Le gouvernement a annoncé lundi de nouvelles mesures pour venir en aide aux agriculteurs victimes de la sécheresse. Il a ainsi porté de 30 à 60 le nombre de départements dans lesquels les agriculteurs seront autorisés à faucher leurs jachères pour pallier le manque de fourrage et nourrir les bêtes.

 Cyrille Milard est céréalier en Seine-et-Marne et également président de la FDSEA du département devant une meule de paille prête à être expédiée
Cyrille Milard est céréalier en Seine-et-Marne et également président de la FDSEA du département devant une meule de paille prête à être expédiée © Radio France / Manuel Ruffez

Le ministre de l'Agriculture Didier Guillaume a par ailleurs appelé les agriculteurs à faire preuve de solidarité entre eux, souhaitant voir des échanges se mettre en place entre les départements qui disposent de fourrages et ceux qui en manquent. C'est exactement ce qui est en place cette année entre des céréaliers de la Seine-et-Marne, et une trentaine éleveurs de la Lozère et de l'Allier.

Il suffit de faire quelques pas, de sortir de sa ferme, et là, au bout de son champ, les pieds dans ses chaumes de blé fraîchement récolté, on aperçoit vite une meule de paille, haute comme une maison, un empilement de ballots prêts à être expédiés.

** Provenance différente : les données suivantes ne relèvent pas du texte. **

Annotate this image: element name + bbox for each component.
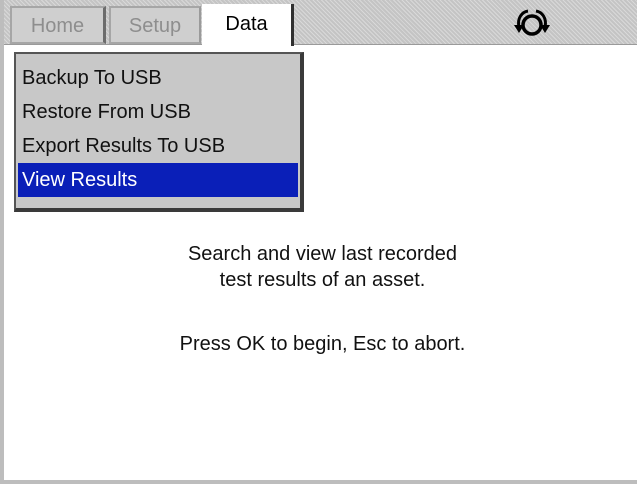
instruction-text: Press OK to begin, Esc to abort. — [179, 333, 466, 355]
tab-data[interactable]: Data — [202, 4, 294, 46]
menu-item-restore-from-usb[interactable]: Restore From USB — [16, 95, 300, 129]
tab-home[interactable]: Home — [10, 6, 106, 44]
tab-bar: Home Setup Data — [4, 0, 637, 46]
rotate-arrows-icon — [512, 6, 552, 40]
description-line-2: test results of an asset. — [219, 269, 426, 291]
tab-setup[interactable]: Setup — [109, 6, 201, 44]
description-line-1: Search and view last recorded — [187, 243, 458, 265]
menu-item-backup-to-usb[interactable]: Backup To USB — [16, 61, 300, 95]
menu-item-export-results-to-usb[interactable]: Export Results To USB — [16, 129, 300, 163]
device-screen: Home Setup Data Backup To USB Restore Fr… — [0, 0, 637, 484]
menu-item-view-results[interactable]: View Results — [18, 163, 298, 197]
data-menu: Backup To USB Restore From USB Export Re… — [14, 52, 304, 212]
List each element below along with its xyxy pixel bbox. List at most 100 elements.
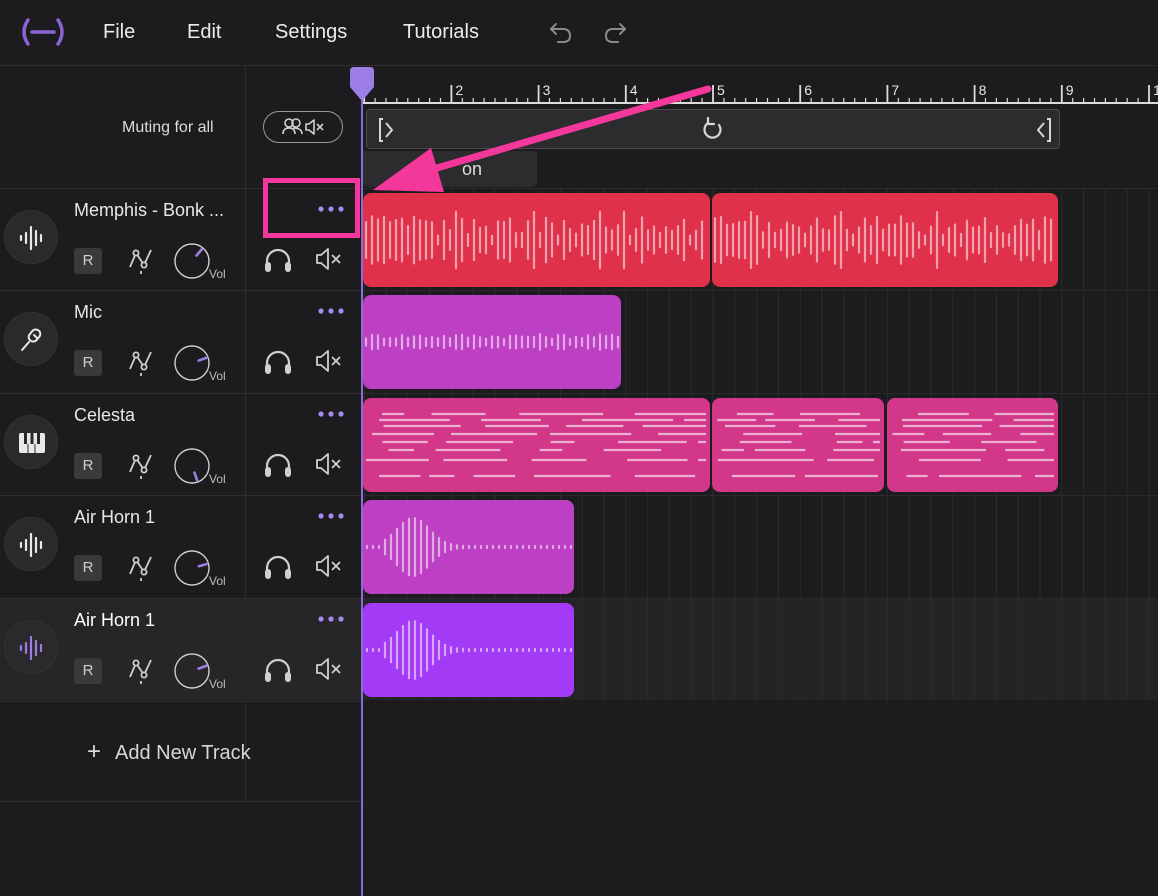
undo-icon[interactable]	[548, 18, 574, 46]
menu-settings[interactable]: Settings	[275, 19, 347, 45]
audio-clip[interactable]	[887, 398, 1058, 492]
record-arm-button[interactable]: R	[74, 350, 102, 376]
section-tooltip: on	[362, 151, 537, 187]
headphones-icon[interactable]	[263, 451, 293, 479]
record-arm-button[interactable]: R	[74, 555, 102, 581]
bar-number: 2	[455, 82, 463, 98]
menu-file[interactable]: File	[103, 19, 135, 45]
section-tooltip-text: on	[462, 159, 483, 179]
bar-number: 8	[979, 82, 987, 98]
track-type-button[interactable]	[4, 312, 58, 366]
clip-waveform	[717, 412, 880, 478]
add-track-row[interactable]: + Add New Track	[0, 701, 362, 802]
clip-waveform	[713, 210, 1053, 270]
clip-waveform	[365, 517, 573, 577]
mute-icon[interactable]	[315, 247, 343, 271]
track-type-button[interactable]	[4, 517, 58, 571]
bar-number: 5	[717, 82, 725, 98]
volume-label: Vol	[209, 267, 226, 281]
track-type-button[interactable]	[4, 415, 58, 469]
volume-label: Vol	[209, 369, 226, 383]
track-name[interactable]: Memphis - Bonk ...	[74, 200, 224, 221]
muting-label: Muting for all	[122, 119, 214, 136]
mute-icon[interactable]	[315, 452, 343, 476]
group-mute-icon	[282, 118, 324, 135]
automation-icon[interactable]	[126, 552, 156, 582]
more-options-icon[interactable]	[316, 303, 346, 319]
audio-clip[interactable]	[363, 295, 621, 389]
track-row[interactable]: Celesta R Vol	[0, 393, 362, 495]
track-lane[interactable]	[362, 495, 1158, 598]
track-lane[interactable]	[362, 290, 1158, 393]
track-lane[interactable]	[362, 188, 1158, 291]
clip-waveform	[365, 620, 573, 680]
audio-clip[interactable]	[712, 398, 884, 492]
bar-number: 6	[804, 82, 812, 98]
track-name[interactable]: Celesta	[74, 405, 135, 426]
headphones-icon[interactable]	[263, 246, 293, 274]
volume-knob[interactable]	[173, 652, 211, 690]
automation-icon[interactable]	[126, 450, 156, 480]
track-name[interactable]: Air Horn 1	[74, 610, 155, 631]
more-options-icon[interactable]	[316, 611, 346, 627]
more-options-icon[interactable]	[316, 508, 346, 524]
mute-all-button[interactable]	[263, 111, 343, 143]
timeline-ruler[interactable]: 2 3 4 5 6 7 8 9 1	[362, 67, 1158, 105]
loop-region-bar[interactable]	[366, 109, 1060, 149]
loop-start-icon[interactable]	[377, 117, 397, 143]
track-lane[interactable]	[362, 598, 1158, 701]
clip-waveform	[364, 210, 704, 270]
track-row[interactable]: Air Horn 1 R Vol	[0, 598, 362, 700]
bar-number: 1	[1153, 82, 1158, 98]
redo-icon[interactable]	[602, 18, 628, 46]
headphones-icon[interactable]	[263, 553, 293, 581]
record-arm-button[interactable]: R	[74, 248, 102, 274]
playhead-line[interactable]	[361, 90, 363, 896]
mute-icon[interactable]	[315, 554, 343, 578]
mute-icon[interactable]	[315, 657, 343, 681]
app-logo-icon[interactable]	[18, 17, 68, 47]
automation-icon[interactable]	[126, 245, 156, 275]
track-type-button[interactable]	[4, 210, 58, 264]
track-name[interactable]: Mic	[74, 302, 102, 323]
clip-waveform	[365, 412, 706, 478]
volume-knob[interactable]	[173, 447, 211, 485]
audio-clip[interactable]	[363, 193, 710, 287]
volume-label: Vol	[209, 677, 226, 691]
track-name[interactable]: Air Horn 1	[74, 507, 155, 528]
audio-clip[interactable]	[712, 193, 1058, 287]
automation-icon[interactable]	[126, 347, 156, 377]
playhead-handle[interactable]	[347, 67, 377, 103]
track-row[interactable]: Mic R Vol	[0, 290, 362, 392]
track-type-button[interactable]	[4, 620, 58, 674]
volume-label: Vol	[209, 472, 226, 486]
timeline[interactable]: 2 3 4 5 6 7 8 9 1 on	[362, 67, 1158, 896]
clip-waveform	[364, 333, 620, 351]
volume-knob[interactable]	[173, 344, 211, 382]
headphones-icon[interactable]	[263, 348, 293, 376]
loop-end-icon[interactable]	[1033, 117, 1053, 143]
bar-number: 4	[630, 82, 638, 98]
volume-label: Vol	[209, 574, 226, 588]
volume-knob[interactable]	[173, 549, 211, 587]
audio-clip[interactable]	[363, 398, 710, 492]
audio-clip[interactable]	[363, 500, 574, 594]
menu-bar: File Edit Settings Tutorials	[0, 0, 1158, 66]
loop-toggle-icon[interactable]	[700, 116, 726, 144]
bar-number: 7	[891, 82, 899, 98]
track-lane[interactable]	[362, 393, 1158, 496]
clip-waveform	[892, 412, 1054, 478]
mute-icon[interactable]	[315, 349, 343, 373]
record-arm-button[interactable]: R	[74, 658, 102, 684]
volume-knob[interactable]	[173, 242, 211, 280]
track-row[interactable]: Air Horn 1 R Vol	[0, 495, 362, 597]
menu-tutorials[interactable]: Tutorials	[403, 19, 479, 45]
headphones-icon[interactable]	[263, 656, 293, 684]
menu-edit[interactable]: Edit	[187, 19, 221, 45]
audio-clip[interactable]	[363, 603, 574, 697]
add-track-button[interactable]: Add New Track	[115, 742, 251, 765]
automation-icon[interactable]	[126, 655, 156, 685]
highlight-box	[263, 178, 360, 238]
more-options-icon[interactable]	[316, 406, 346, 422]
record-arm-button[interactable]: R	[74, 453, 102, 479]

Il y a là environ 50 tonnes de paille, calcule approximativement Cyrille Milard, qui est céréalier en Seine-et-Marne, au coeur de la Brie, dans le Bassin Parisien, mais également président de la FDSEA du département. À lui seul il en a produit cette année 300 tonnes, mais avec une trentaine de ses collègues également mobilisés, il en revendique presque 1 500 tonnes au total. 

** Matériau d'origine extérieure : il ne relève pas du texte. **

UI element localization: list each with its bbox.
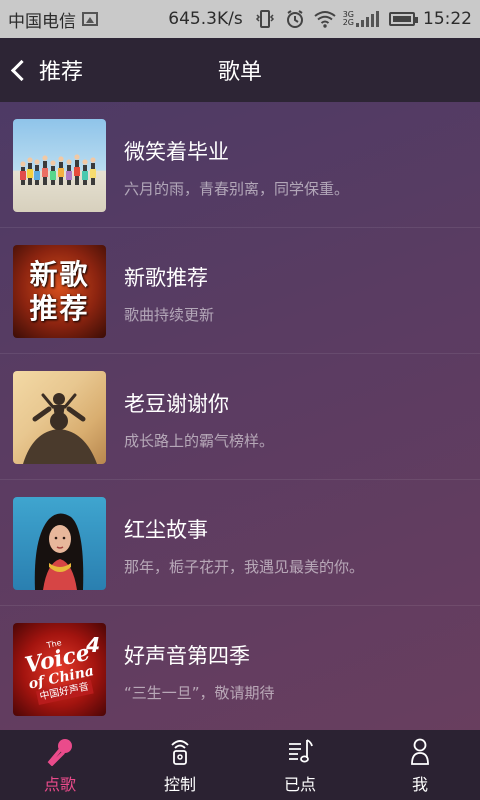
wifi-icon xyxy=(313,7,337,31)
playlist-item[interactable]: 微笑着毕业 六月的雨，青春别离，同学保重。 xyxy=(0,102,480,228)
tab-label: 点歌 xyxy=(43,775,76,794)
playlist-title: 微笑着毕业 xyxy=(124,140,229,164)
playlist-cover-image: The Voice of China 中国好声音 4 xyxy=(13,623,106,716)
clock: 15:22 xyxy=(423,9,472,29)
tab-label: 我 xyxy=(411,775,428,794)
carrier-name: 中国电信 xyxy=(8,11,76,32)
back-button[interactable]: 推荐 xyxy=(0,38,83,102)
playlist-cover-image xyxy=(13,371,106,464)
playlist-cover-image xyxy=(13,119,106,212)
tab-control[interactable]: 控制 xyxy=(120,730,240,800)
back-label: 推荐 xyxy=(39,60,84,85)
tab-order-song[interactable]: 点歌 xyxy=(0,730,120,800)
alarm-icon xyxy=(283,7,307,31)
playlist-title: 好声音第四季 xyxy=(124,644,250,668)
tab-label: 已点 xyxy=(283,775,316,794)
image-notification-icon xyxy=(82,12,98,26)
playlist-item[interactable]: 新歌 推荐 新歌推荐 歌曲持续更新 xyxy=(0,228,480,354)
playlist-item[interactable]: The Voice of China 中国好声音 4 好声音第四季 “三生一旦”… xyxy=(0,606,480,730)
playlist-description: 六月的雨，青春别离，同学保重。 xyxy=(124,180,350,198)
playlist-title: 老豆谢谢你 xyxy=(124,392,229,416)
playlist-description: 成长路上的霸气榜样。 xyxy=(124,432,275,450)
playlist-title: 新歌推荐 xyxy=(124,266,208,290)
playlist-title: 红尘故事 xyxy=(124,518,208,542)
chevron-left-icon xyxy=(10,59,33,81)
microphone-icon xyxy=(45,735,75,767)
cover-text: 推荐 xyxy=(29,291,90,325)
battery-icon xyxy=(389,12,418,26)
playlist-list: 微笑着毕业 六月的雨，青春别离，同学保重。 新歌 推荐 新歌推荐 歌曲持续更新 … xyxy=(0,102,480,730)
playlist-cover-image: 新歌 推荐 xyxy=(13,245,106,338)
playlist-item[interactable]: 红尘故事 那年，栀子花开，我遇见最美的你。 xyxy=(0,480,480,606)
tab-queued[interactable]: 已点 xyxy=(240,730,360,800)
remote-control-icon xyxy=(165,735,195,767)
status-bar: 中国电信 645.3K/s 3G 2G 15:22 xyxy=(0,0,480,38)
cover-text: 新歌 xyxy=(29,257,90,291)
vibrate-icon xyxy=(253,7,277,31)
bottom-tab-bar: 点歌 控制 已点 我 xyxy=(0,730,480,800)
playlist-description: “三生一旦”，敬请期待 xyxy=(124,684,275,702)
user-icon xyxy=(405,735,435,767)
navigation-bar: 推荐 歌单 xyxy=(0,38,480,102)
tab-me[interactable]: 我 xyxy=(360,730,480,800)
playlist-description: 那年，栀子花开，我遇见最美的你。 xyxy=(124,558,365,576)
signal-strength-icon xyxy=(356,11,379,27)
playlist-icon xyxy=(285,735,315,767)
playlist-cover-image xyxy=(13,497,106,590)
network-speed: 645.3K/s xyxy=(168,9,243,29)
tab-label: 控制 xyxy=(163,775,196,794)
network-type: 3G 2G xyxy=(342,10,354,27)
playlist-description: 歌曲持续更新 xyxy=(124,306,215,324)
cover-text: 4 xyxy=(86,633,100,657)
playlist-item[interactable]: 老豆谢谢你 成长路上的霸气榜样。 xyxy=(0,354,480,480)
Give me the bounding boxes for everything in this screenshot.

Pourquoi ? Et bien pour venir en aide à une trentaine éleveurs, de la Lozère et de l'Allier, qui aujourd'hui, à cause de la sécheresse, doivent déjà puiser, pour nourrir leurs bêtes, dans leurs stocks de fourrages prévus pour l'hiver. L'année dernière ils avaient déjà appelé à l'aide, se souvient Cyrille Milard, amais trop tard. Cette année, en anticipant, céréaliers et éleveurs ont contractualisé pour que tout le monde d'y retrouve. "Dans nos régions, on n'a pas beaucoup d'élevage" précise Cyrille Milard, "alors la paille, on a l'habitude de la broyer, dans nos champs directement, pour nourrir nos terres. Là on a anticipé pour que ça serve aux éleveurs à faire des stocks pour l'hiver".

Un prix d'ami

La paille est vendue 22 euros la tonne, au départ de la ferme, mais à charge ensuite aux éleveurs le coût du transport et d'autres opérations de préparation, pour atteindre un montant total d'environ 100 euros la tonne. Avec la spéculation, les prix peuvent flamber jusqu'à 200 euros, certains éleveurs étant même obligés de se fournir à l'étranger.

Fauchage des jachères : bonne idée, mais trop tard

En revanche, quand on évoque avec Cyrille Milard l'autorisation de faucher les jachères étendue lundi par le ministre de l'Agriculture à près de 60 départements, Cyrille Milard reprend vite sa casquette de syndicaliste FNSEA : "Evidemment c'est une bonne idée", reconnait-il, "on le réclame depuis deux mois, mais maintenant c'est bien trop tard. Le ministre aurait mieux fait de ne pas perdre son temps à aller négocier avec l'Europe. Il y a encore un mois, ça avait du sens de donner l'autorisation à des régions où il y avait encore de l'herbe, aujourd'hui, même ici, après deux canicules, il n'y a plus d'herbe nulle part !".

"Il fallait se réveiller plus tôt" conclut Cyrille Millard, qui y voit encore là une déconnexion entre les services de l'État et le monde agricole.